The most eligible bachelor in this island is the one, who gets into the ship at an early age and starts sending handsome amount to his parents. The Quadi of Minicoy has also made it mandatory to produce the birth certificate of both the bride and the groom. This has made registration of birth compulsory in such a remote place and this also ensures compliance to the minimum age limit for the bride and the groom.

The society of Minicoy is always thinking. Muneer, a native physician of this island, says, ‘Threat of HIV infection does not end at marriage. Males travel even after marriage and they are vulnerable to this infection. It is in society’s interest that males are asked to produce HIV negative certificate after return from their every voyage.’ Look, Minicoy is constantly thinking much ahead without any fancy.

They do not possess best of the educational degrees, but they have the highest level of appreciation of challenges that our time is facing. I do not think that any society in this country, at least, has taken this menace as seriously as Minicoy.

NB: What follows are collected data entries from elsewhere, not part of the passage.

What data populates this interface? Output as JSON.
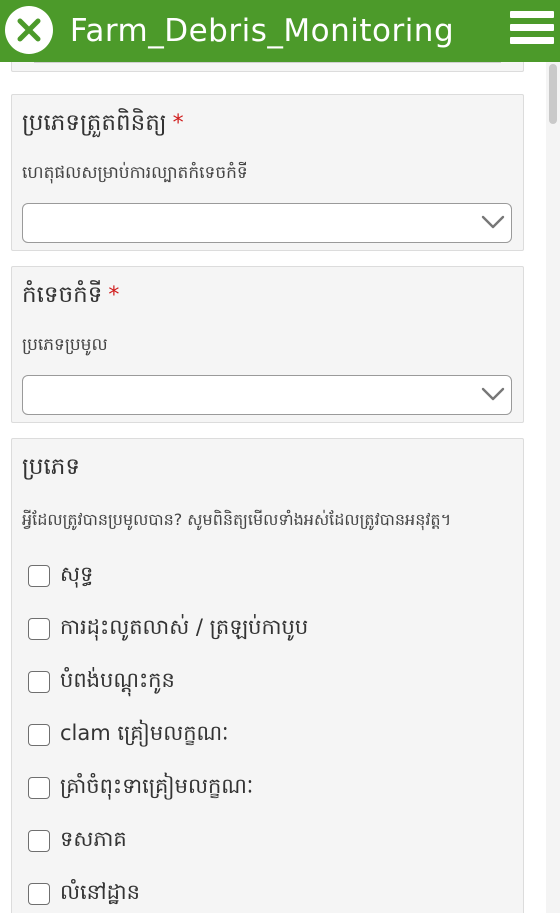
{
  "header": {
    "title": "Farm_Debris_Monitoring",
    "close_icon": "close-icon",
    "menu_icon": "hamburger-menu-icon",
    "bar_color": "#4c9a2a"
  },
  "survey_type": {
    "label": "ប្រភេទត្រួតពិនិត្យ",
    "required_mark": "*",
    "hint": "ហេតុផលសម្រាប់ការល្បាតកំទេចកំទី",
    "selected_value": ""
  },
  "debris": {
    "label": "កំទេចកំទី",
    "required_mark": "*",
    "hint": "ប្រភេទប្រមូល",
    "selected_value": ""
  },
  "types": {
    "label": "ប្រភេទ",
    "hint": "អ្វីដែលត្រូវបានប្រមូលបាន? សូមពិនិត្យមើលទាំងអស់ដែលត្រូវបានអនុវត្ត។",
    "options": [
      {
        "label": "សុទ្ធ",
        "checked": false
      },
      {
        "label": "ការដុះលូតលាស់ / ត្រឡប់កាបូប",
        "checked": false
      },
      {
        "label": "បំពង់បណ្តុះកូន",
        "checked": false
      },
      {
        "label": "clam គ្រៀមលក្ខណៈ",
        "checked": false
      },
      {
        "label": "គ្រាំចំពុះទាគ្រៀមលក្ខណៈ",
        "checked": false
      },
      {
        "label": "ទសភាគ",
        "checked": false
      },
      {
        "label": "លំនៅដ្ឋាន",
        "checked": false
      }
    ]
  }
}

The example of Minicoy is a big case study for health schemes in India for both the government as well as NGOs. There was lot to learn from their experience and their stories needed to be spread all over. But, you know what we did to them…! Health ministry of union government thought that people living so far from civilised world must be living with old ideas. They also, perhaps, thought of their religion and thought of introducing them to the urban and modern ideas of AIDS prevention. A very senior officer from the union health ministry, who visited this island, came with an idea to install ‘Condom Vending Machine’ in all the villages of Minicoy. If one takes pain to travel for three days with best modes of transport such as airplane, helicopter and ship and reach Minicoy and see the village system, will he/she understand about the disrespect for the people of this island by implementing such schemes. As expected, people of Minicoy protested against such proposals and put their reasons against it and with great displeasure that officer decided not to impose the idea of ‘Centre’ on this island. That officer, though, must have felt pity for the ‘ignorant’ and ‘agitated’ people of Minicoy. We ought to learn a lot from the experiments by the people of Minicoy, rather than imposing our stationary urban ideas on them.

Akilesh Jha is a civil servant. The views expresssed are his own.